Richard Artschwagers Credo war ganz einfach: er wollte „unnütze Dinge“ herstellen, die dem Betrachter Vergnügen bereiten sollen. Dies ist ihm in der großen Retrospektive im Haus der Kunst wahrlich gelungen; schon das Betrachten seiner Kunst bereitet Freude: seine exakt gearbeiteten Skulpturen, die beschichteten Resopal-Oberflächen, die an die Möbel der 1950er und 1960er Jahre erinnern, die wunderbaren Klaviere, die keine sind, und seine Malereien auf Celotex-Platten (Hartfaserplatten zur Dämmung von Gebäuden und Dächern), deren spezifisches Oberflächenmuster seine meist in schwarz-weiß gehaltenen Bilder wie leicht unscharfe Aufnahmen aussehen lässt.
Richard Artschwager wurde als Sohn eines deutschstämmigen Vaters und einer russischen Mutter geboren. Im Alter von acht Jahren ging er fast ein Jahr lang in München zur Schule, da seine Mutter hier an der Kunstakademie studierte. Zeit seines Lebens pflegte er die deutsche Sprache und sprach bei jeder sich bietenden Gelegenheit deutsch. Er studierte Mathematik, Chemie und Biologie und brachte sich das Schreinern selbst bei. Seine Kunst ist in einem engen Zusammenhang zur Pop-, Minimal- und Concept-Art zu sehen, ohne jedoch eindeutig einer dieser Richtungen zugeordnet werden zu können.
Gleich im ersten Raum empfängt uns ein Kubus, der zunächst aussieht wie ein Tisch, auf dem ein weißes Tischtuch liegt; tatsächlich ist dieser jedoch nicht als Tisch zu verwenden, da die schwarzen Flächen an der Seite nur die Illusion eines leeren Raums neben den Tischbeinen vermitteln. Die Klaviere, die im nächsten Raum folgen und natürlich auch „nutzlose Gegenstände“ sind, sind eines der Highlights dieser Ausstellung: ihre unterschiedlichen Namen und Formen betonen jeweils eine besondere Eigenschaft. So verweist das Piano/Malevich äußerlich und durch seinen Namen auf die radikale Haltung des Konstruktivismus und Pianofart wohl eher auf Misstöne, die dem Klavier entschlüpfen könnten.

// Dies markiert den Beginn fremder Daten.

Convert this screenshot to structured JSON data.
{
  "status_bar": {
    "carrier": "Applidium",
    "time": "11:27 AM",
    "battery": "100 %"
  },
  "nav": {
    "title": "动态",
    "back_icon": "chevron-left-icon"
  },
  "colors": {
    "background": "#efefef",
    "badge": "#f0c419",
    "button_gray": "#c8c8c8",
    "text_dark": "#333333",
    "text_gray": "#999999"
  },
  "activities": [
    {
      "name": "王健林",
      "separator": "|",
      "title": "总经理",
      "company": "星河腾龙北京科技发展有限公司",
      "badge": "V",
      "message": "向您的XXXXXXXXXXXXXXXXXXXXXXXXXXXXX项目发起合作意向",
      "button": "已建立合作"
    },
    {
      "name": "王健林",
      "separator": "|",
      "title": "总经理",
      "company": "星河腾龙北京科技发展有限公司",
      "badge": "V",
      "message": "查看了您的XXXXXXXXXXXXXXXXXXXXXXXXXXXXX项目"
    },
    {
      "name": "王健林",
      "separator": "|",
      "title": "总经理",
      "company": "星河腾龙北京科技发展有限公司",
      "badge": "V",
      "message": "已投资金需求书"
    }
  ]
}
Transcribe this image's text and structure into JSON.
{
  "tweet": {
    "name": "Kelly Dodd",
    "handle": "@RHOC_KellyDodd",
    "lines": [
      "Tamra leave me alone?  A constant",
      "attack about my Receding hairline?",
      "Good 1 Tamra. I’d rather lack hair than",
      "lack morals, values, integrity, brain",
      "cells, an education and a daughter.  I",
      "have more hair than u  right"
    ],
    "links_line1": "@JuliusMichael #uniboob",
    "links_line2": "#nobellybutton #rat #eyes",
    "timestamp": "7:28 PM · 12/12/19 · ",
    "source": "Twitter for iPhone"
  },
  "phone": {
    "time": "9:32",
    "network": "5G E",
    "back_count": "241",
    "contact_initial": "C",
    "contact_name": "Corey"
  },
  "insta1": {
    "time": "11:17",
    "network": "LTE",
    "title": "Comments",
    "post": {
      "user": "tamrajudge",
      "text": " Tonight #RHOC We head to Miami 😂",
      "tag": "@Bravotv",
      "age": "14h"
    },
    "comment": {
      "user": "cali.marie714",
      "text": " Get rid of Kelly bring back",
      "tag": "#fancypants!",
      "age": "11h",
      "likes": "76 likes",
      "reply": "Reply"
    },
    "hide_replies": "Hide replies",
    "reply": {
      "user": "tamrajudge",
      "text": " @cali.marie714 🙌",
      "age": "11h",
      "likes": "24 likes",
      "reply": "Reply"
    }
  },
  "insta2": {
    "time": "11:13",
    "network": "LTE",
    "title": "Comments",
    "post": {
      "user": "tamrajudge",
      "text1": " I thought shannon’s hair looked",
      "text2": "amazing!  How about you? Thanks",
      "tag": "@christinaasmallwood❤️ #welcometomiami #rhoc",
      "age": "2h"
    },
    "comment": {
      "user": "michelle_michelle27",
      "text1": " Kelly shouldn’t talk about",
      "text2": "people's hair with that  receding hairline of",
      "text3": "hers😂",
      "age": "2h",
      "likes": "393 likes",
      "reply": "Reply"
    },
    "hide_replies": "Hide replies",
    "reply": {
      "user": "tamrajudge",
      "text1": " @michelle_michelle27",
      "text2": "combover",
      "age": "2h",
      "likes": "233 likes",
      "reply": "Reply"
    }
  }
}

Die Bilder auf Celotex-Platten sind Artschwagers Markenzeichen und beinhalten z.B. die „Destruction-Serie“ – eine Bildreihe über den Abriss eines Hotels in Atlantic City – sowie Innenräume, die wie prunkvolle Kulissen wirken, die darauf warten, dass sich endlich Leben in ihnen abspielt. Artschwagers Drang, Aussagen zu betonen, auf Dinge hinzuweisen und deren Besonderheit hervorzustellen, bringt sein gelber, riesiger „Exclamation Point“ – aus Bürstenmaterial – vortrefflich zum Ausdruck. So erfand Artschwager Ende der 1960er Jahre sein eigenes Satzzeichen, das „blp“: längliche Punkte, anfänglich aus dünnem Holz gefertigt, mit denen er die Schönheit von Gegenständen, Gebäuden usw. markieren wollte, die sich außerhalb eines Museums – sozusagen im öffentlichen Raum - befanden. Mit seinen Splatter-Arbeiten – die wie zerschellte Möbel an der Wand bzw. der Raumecke aussehen - verwirklichte er seine Vorstellung eines Übergangs von der Malerei zum skulpturalen Bild. Seine Skulptur „double-dinner“, die an eine enge Sitzgelegenheit für zwei Personen mit eingebautem Tisch zwischen zwei Sitzen in den amerikanischen Diners erinnert und sein 2007 entstandenes Bild „Lunch for two“, das ihn an einem ziemlich langen Tisch mit seiner Frau zeigt, nehmen Paarbeziehungen ironisch unter die Lupe. Was möchte er uns über seine eigene Ehe sagen? Und die Tierbilder, die über seinem bzw. dem Kopf seiner Frau im Bild hängen?
Richard Artschwagers Kunst kann man mit einem Augenzwinkern genießen, sie nimmt sich selbst und das Leben nicht allzu ernst. Unbedingt empfehlenswert! Und wer den Wunsch verspürt, mit „blps“ auf  Besonderheiten im Privaten hinzuweisen, kann dies gerne tun: die blps gibt es in der Buchhaltung König als Klebefolie in zwei Größen zu kaufen.  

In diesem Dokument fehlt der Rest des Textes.